On Beara Peninsula, the nearly four-mile Eyeries Loop took us across farm pastures to the water's edge, where oystercatchers worked the tidal pools. Further along was Cailleach Beara, a rock formation resembling a lady with a shawl over her head. In the struggle between pagan and Christian beliefs 1,500 years ago, legend says the monastery abbot turned the Celtic goddess of the harvest into stone for trying to steal his bible. An enormous flock of curious sheep accompanied us on the walk back to town.
We took a ferry from Castletownbere to Bere Island to hike the five-mile Ardnakinna Lighthouse Loop. Dunboy Castle, across Berehaven Harbor, still looked imposing 400 years after it was abandoned. We walked past gun emplacements from the 1880s and through flocks of shaggy sheep. At land's end is Ardnakinna Lighthouse, built in 1850. It's 200 feet above the water on a flat green lawn surrounded by ocean.
Killarney National Park offered a change of pace with flat terrain on a nine-mile loop around Muckross Lake. We stopped for a tour of Muckross House, a stately 1843 manor with Victorian gardens, and at Dinis Cottage, a 200-year-old hunting lodge, for lunch. The additional three-mile Torc Waterfall Loop provided views from above and below the 60-foot cascade. Later on, we shopped for wool sweaters in Killarney.

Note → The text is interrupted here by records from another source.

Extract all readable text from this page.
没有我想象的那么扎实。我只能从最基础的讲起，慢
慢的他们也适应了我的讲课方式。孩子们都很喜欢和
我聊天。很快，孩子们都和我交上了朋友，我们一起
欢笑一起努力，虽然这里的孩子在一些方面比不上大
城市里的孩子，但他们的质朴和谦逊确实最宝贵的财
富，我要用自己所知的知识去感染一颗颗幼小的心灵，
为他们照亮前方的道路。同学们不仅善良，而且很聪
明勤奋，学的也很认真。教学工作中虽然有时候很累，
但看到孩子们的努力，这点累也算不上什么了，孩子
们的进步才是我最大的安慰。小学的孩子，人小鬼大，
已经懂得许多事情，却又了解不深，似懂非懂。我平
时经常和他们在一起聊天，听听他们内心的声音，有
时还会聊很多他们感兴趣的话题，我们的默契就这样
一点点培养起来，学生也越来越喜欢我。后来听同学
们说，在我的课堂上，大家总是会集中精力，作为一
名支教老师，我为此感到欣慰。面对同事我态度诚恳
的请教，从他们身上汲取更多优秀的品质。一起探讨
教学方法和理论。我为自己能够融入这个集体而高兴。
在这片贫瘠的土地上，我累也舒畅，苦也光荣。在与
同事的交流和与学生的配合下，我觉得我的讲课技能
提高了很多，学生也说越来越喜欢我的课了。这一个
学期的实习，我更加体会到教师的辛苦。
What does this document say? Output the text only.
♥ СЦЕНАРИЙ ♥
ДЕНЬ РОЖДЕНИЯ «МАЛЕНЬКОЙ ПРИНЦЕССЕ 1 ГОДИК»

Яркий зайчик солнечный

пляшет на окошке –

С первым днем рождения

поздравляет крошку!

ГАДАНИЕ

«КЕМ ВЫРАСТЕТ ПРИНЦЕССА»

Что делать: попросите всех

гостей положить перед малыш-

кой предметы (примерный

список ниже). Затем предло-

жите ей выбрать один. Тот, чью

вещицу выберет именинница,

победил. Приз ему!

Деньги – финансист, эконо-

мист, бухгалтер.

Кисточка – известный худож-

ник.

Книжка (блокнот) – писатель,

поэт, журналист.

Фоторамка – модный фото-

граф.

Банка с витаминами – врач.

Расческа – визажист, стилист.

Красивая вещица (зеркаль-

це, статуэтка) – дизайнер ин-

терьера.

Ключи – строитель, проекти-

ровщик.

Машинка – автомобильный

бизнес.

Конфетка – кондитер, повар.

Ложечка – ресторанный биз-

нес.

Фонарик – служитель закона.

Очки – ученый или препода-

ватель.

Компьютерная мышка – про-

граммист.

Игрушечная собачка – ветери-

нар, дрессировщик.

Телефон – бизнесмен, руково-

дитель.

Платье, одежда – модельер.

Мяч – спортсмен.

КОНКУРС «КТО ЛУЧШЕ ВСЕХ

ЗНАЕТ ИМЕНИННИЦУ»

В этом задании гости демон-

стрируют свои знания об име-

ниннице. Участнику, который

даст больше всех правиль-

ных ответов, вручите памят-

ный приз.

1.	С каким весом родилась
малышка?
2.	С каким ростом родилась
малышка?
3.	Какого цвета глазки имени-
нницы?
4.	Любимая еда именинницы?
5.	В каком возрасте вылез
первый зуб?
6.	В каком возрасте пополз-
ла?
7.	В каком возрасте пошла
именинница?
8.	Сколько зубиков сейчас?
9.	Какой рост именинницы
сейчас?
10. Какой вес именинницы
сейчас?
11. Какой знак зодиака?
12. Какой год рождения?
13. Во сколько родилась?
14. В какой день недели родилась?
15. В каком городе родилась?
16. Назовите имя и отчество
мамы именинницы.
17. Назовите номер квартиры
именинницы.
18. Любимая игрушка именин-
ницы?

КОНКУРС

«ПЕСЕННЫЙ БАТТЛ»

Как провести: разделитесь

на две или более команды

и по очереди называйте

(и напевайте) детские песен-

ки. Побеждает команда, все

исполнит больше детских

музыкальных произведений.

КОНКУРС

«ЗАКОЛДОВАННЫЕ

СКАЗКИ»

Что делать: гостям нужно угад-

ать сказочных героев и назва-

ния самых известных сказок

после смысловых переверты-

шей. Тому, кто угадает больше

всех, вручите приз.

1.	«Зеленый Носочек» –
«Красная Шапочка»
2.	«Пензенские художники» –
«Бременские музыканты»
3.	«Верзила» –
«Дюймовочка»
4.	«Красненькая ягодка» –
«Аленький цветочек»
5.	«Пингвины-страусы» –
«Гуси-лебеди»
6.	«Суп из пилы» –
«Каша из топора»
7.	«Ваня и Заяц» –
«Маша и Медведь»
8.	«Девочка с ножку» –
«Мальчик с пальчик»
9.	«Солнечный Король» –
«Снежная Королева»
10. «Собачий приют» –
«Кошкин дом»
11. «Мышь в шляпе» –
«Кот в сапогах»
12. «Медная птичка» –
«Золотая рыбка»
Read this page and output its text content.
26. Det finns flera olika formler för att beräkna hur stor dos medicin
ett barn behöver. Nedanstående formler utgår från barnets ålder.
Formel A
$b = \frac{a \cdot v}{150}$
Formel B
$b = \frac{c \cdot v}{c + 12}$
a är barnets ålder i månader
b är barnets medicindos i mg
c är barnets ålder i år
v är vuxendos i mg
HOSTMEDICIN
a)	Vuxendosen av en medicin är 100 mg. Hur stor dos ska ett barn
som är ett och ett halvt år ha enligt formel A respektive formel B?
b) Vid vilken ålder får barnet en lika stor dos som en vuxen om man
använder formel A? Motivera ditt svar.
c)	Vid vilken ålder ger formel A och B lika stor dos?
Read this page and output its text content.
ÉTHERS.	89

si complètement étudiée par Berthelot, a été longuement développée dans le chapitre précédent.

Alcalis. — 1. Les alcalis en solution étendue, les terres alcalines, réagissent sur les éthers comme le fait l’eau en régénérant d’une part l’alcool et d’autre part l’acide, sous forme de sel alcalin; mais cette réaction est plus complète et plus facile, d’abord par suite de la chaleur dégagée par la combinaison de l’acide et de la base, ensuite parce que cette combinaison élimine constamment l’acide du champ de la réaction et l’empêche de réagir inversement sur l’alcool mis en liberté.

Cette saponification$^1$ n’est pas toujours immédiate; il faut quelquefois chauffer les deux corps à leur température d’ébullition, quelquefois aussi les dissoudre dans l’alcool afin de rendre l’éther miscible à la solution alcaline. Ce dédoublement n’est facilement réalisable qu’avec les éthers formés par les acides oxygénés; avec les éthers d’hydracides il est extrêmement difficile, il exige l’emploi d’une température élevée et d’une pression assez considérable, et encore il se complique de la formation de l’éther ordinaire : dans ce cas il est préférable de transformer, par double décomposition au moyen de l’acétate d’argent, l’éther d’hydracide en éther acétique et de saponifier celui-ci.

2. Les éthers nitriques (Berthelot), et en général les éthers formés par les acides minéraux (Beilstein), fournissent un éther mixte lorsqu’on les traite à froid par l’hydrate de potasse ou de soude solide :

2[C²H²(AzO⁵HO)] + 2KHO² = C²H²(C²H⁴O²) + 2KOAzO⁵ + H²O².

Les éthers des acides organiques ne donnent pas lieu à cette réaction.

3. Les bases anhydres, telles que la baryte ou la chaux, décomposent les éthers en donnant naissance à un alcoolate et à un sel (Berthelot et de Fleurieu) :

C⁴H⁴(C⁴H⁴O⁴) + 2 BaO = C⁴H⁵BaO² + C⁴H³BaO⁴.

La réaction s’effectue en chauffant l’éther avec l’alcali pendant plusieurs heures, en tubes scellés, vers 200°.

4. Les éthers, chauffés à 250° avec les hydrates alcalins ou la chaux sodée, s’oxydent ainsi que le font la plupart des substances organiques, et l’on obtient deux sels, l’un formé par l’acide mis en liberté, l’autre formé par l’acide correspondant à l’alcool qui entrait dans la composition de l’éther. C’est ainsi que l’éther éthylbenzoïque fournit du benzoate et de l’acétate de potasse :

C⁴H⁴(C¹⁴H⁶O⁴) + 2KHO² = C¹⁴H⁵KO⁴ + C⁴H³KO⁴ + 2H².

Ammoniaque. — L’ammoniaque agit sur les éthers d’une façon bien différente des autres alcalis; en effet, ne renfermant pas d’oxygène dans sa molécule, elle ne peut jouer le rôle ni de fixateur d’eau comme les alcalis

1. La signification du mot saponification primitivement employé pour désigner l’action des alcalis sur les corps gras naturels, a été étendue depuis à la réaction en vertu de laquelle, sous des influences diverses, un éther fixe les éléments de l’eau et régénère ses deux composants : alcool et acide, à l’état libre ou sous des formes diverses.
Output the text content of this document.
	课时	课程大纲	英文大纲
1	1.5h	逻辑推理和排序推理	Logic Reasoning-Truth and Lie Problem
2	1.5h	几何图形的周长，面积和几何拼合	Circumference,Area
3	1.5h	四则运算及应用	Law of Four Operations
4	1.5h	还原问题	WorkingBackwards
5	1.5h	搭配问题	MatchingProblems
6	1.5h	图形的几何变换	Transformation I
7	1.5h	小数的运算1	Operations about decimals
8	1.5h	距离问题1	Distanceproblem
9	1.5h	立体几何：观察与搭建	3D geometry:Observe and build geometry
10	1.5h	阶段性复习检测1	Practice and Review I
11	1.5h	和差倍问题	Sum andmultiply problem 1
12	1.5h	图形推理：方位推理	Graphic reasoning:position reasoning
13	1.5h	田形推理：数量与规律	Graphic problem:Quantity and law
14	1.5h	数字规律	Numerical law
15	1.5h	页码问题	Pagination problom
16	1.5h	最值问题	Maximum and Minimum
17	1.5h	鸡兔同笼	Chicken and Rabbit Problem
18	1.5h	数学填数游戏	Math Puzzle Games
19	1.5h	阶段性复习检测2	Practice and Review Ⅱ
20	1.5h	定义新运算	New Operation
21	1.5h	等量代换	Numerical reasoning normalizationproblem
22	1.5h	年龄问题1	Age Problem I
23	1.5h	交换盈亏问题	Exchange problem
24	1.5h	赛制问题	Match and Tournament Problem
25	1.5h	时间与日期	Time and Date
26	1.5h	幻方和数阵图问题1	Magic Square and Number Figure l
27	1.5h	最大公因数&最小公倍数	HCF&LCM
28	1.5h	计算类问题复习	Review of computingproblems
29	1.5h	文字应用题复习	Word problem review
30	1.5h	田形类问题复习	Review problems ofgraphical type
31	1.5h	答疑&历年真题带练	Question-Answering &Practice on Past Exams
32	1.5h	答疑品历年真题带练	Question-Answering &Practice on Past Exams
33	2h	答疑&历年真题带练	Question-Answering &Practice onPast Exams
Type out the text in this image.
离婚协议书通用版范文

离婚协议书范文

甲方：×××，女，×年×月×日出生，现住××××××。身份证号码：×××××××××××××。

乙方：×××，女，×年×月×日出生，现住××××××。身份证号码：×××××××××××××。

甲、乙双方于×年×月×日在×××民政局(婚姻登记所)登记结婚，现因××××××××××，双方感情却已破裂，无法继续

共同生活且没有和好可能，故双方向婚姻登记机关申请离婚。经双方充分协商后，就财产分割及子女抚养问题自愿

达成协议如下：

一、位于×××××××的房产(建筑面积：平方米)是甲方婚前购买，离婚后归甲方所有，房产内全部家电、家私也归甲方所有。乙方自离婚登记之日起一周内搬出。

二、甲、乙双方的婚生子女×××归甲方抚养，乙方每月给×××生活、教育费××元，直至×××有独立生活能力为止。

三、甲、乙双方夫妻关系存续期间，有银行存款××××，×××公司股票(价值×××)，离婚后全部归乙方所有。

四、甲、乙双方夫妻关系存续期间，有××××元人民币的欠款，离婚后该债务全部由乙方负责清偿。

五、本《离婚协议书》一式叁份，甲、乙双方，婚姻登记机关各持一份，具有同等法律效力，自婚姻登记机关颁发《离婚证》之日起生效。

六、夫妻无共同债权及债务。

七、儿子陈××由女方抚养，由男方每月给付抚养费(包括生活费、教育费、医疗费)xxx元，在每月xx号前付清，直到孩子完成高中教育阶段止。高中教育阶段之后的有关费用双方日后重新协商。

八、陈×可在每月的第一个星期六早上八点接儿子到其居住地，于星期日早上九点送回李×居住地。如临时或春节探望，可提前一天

The locals referred to the weather on the day of our mountain hike in the Ballyhoura area south of Limerick as "soft." That means light rain. We walked part of the seven-mile Black Rock Loop, but when the rain went from soft to hard, we abandoned the woods and headed for nearby Adare, a village with thatched roof cottages, a heritage center, shops and pubs. In Ireland, you're never far from castles, museums or a teahouse offering shelter from the elements. At the end of the day, you can count on finding an excellent restaurant and a welcoming pub for a pint of Guinness. Traditional music can still be found, too.
Our walking trip ended at the Traditional Irish Night at the Corn Barn in Bunratty Folk Park. We dined on Irish stew while musicians played jigs and reels, singers crooned ballads and championship step dancers pounded out Riverdance routines. Erin go brah!